Art to Part in Plastics: Molding Dreams into Reality

An introduction to Injection Molding.

Every plastic product you see needs to be shaped, and the most common method is Injection Molding. Most people using their computer to read this give no thought to how all those plastic parts were formed. Or how complex and expensive it is even to produce a ballpoint pen. Just about every part made of plastic these days is formed using some kind of an injection mold, from tiny precision parts that can barely be seen to large automotive exterior parts. Just about every industry relies on some kind of injection mold for their products.

Injection molding is the forcing of molten plastic into a shaping cavity. An injection molding machine has three basic components:

1) Injection. Plastic pellets are fed into a hopper and then heated up. Once they are melted they are injected under extremely high pressure into a mold.

2) Mold. This is a custom designed tool for shaping and cooling the melted plastic. Two halves are precisely designed with cavities for the shaping of the part, channels for cooling the molten plastic, and an ejection system.

3) Clamping. This is the part of the machine that holds the removable mold in place, keeps the two halves together during molding, and opens the mold for part ejection.

Molds are complex and must be of heavy-duty construction since they are subjected to a considerable amount of pressure. They are usually carved/milled out of aluminum or steel blocks and contain many different parts such as the mold base, clamp plates, support plates, ejector plates and pins, guide pins, sprue puller pins, and of course, the two cavities with channels for the molted plastic flow, cooling and/or secondary heating units. The mold is the most expensive part of injection molding, with molds ranging from a few thousand dollars to hundreds of thousands of dollars. Think about that next time you use that cheap plastic pen.

Injection molding started to catch on in the 1920′s and was used for simple products such as combs, toothbrushes, and simple industrial parts. As the science of plastics and machining technology grew, molding became an increasingly popular way of manufacturing. With today’s computer-controlled milling and molding machines, just about any idea or design can be shaped into plastic.

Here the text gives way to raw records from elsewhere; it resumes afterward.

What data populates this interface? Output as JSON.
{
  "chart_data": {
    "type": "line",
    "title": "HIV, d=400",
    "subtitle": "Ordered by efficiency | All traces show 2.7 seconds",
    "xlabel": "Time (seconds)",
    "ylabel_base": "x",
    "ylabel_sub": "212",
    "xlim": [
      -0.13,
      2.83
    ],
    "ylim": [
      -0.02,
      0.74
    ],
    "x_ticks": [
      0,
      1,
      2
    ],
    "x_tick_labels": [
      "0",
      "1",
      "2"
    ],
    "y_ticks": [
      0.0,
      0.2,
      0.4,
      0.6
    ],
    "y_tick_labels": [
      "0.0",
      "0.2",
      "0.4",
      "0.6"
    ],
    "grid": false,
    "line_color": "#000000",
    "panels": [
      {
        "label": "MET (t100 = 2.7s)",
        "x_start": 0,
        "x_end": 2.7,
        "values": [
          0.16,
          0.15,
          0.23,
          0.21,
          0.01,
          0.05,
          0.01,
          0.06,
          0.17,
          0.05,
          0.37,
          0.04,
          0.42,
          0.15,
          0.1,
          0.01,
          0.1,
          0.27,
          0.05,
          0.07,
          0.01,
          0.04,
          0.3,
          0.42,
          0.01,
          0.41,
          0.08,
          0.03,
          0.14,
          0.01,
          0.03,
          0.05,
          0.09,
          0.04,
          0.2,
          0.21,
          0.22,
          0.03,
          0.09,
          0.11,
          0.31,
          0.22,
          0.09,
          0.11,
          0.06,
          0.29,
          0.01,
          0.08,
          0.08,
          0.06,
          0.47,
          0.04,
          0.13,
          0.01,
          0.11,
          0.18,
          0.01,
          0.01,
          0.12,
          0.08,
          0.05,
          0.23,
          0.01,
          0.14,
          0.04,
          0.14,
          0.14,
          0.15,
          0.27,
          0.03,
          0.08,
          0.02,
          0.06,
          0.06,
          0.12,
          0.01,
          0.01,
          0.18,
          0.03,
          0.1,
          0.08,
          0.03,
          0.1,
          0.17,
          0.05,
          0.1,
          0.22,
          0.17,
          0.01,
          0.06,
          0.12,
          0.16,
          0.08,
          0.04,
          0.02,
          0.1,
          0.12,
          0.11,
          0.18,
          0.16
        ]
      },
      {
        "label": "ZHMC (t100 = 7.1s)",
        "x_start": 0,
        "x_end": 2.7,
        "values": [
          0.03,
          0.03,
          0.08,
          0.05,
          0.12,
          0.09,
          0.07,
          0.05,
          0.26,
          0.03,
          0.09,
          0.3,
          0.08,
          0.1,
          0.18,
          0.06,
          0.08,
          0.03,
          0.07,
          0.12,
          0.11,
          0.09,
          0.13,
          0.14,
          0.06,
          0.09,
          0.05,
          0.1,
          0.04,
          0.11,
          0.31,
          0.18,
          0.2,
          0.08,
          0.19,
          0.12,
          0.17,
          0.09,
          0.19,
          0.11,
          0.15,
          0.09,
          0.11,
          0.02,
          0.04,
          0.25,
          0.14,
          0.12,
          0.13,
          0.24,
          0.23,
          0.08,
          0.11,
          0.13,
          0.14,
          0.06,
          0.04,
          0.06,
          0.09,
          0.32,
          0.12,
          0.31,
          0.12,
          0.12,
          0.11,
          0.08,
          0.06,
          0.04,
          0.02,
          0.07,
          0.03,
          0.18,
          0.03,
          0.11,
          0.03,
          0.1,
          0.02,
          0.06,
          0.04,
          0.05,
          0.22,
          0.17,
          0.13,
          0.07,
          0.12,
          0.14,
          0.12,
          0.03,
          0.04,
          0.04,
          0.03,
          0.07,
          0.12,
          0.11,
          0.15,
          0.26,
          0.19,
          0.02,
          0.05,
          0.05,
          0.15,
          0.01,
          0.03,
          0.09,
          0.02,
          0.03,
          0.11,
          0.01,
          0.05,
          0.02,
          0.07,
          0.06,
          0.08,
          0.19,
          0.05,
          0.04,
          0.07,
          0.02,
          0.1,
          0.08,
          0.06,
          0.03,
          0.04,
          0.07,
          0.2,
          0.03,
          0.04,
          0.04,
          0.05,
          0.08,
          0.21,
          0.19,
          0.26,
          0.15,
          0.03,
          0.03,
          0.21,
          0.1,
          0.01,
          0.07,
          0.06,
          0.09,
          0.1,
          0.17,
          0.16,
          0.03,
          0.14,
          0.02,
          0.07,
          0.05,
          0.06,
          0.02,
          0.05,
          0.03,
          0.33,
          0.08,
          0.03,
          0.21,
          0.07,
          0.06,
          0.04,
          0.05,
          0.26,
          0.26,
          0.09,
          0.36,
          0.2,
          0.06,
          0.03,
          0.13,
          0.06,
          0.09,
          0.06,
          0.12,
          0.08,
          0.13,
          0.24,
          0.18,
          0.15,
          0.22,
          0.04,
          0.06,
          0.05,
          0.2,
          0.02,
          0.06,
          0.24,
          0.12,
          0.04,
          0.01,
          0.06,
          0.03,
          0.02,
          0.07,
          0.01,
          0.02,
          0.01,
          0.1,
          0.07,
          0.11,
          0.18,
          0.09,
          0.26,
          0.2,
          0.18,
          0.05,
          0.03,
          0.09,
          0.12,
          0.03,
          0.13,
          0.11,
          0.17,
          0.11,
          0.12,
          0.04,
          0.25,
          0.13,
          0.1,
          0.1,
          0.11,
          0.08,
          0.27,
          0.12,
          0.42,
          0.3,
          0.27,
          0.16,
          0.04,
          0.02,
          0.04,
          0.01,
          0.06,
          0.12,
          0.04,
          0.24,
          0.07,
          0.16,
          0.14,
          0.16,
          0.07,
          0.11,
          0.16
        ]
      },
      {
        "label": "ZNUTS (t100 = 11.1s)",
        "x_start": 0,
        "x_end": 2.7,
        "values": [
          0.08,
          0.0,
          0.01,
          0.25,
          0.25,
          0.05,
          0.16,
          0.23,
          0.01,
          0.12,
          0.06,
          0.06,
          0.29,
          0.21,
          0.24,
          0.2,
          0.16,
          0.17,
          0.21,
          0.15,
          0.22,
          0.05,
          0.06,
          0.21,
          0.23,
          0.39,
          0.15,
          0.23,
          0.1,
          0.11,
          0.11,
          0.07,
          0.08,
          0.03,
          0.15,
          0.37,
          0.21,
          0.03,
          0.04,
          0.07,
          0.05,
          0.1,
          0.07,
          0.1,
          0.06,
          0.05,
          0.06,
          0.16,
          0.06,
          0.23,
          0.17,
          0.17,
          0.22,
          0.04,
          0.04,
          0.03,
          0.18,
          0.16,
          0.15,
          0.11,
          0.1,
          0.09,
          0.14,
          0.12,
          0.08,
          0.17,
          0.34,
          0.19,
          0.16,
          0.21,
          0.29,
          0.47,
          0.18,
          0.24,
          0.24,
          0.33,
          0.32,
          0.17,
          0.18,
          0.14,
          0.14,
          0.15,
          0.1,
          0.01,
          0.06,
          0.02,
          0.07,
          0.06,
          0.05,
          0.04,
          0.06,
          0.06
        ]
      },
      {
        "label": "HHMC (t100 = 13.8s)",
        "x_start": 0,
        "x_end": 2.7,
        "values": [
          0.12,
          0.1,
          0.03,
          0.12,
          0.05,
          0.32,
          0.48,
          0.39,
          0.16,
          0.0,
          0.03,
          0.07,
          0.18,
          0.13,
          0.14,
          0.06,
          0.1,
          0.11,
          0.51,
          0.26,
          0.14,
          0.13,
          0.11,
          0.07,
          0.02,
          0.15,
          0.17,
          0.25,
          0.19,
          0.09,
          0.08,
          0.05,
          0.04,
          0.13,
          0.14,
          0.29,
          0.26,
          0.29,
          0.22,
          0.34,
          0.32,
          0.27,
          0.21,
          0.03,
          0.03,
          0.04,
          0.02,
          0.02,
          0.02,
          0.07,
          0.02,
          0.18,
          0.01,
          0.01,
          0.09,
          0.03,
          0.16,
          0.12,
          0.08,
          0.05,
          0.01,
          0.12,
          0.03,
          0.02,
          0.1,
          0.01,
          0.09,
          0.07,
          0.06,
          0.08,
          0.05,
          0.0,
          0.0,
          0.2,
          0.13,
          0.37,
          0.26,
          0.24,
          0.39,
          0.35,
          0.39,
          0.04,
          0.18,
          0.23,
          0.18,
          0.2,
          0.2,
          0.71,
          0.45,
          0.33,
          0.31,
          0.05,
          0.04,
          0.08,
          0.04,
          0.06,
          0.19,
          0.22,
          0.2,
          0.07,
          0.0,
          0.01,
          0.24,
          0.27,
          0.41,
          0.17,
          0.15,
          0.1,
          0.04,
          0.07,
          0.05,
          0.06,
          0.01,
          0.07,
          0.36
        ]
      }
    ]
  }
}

Ever wonder how they make hollow plastic spheres? Rotational molding is a mold in which after the plastic is injected, it is spun around at high speeds and then quickly cooled. Scissors and screwdrivers are made by insert molding. The metal part is suspended in the mold while the plastic flows around it. How about those plastic bottles and food containers? Those are made by blow molding. There are also other processes such as thermoforming and extrusion.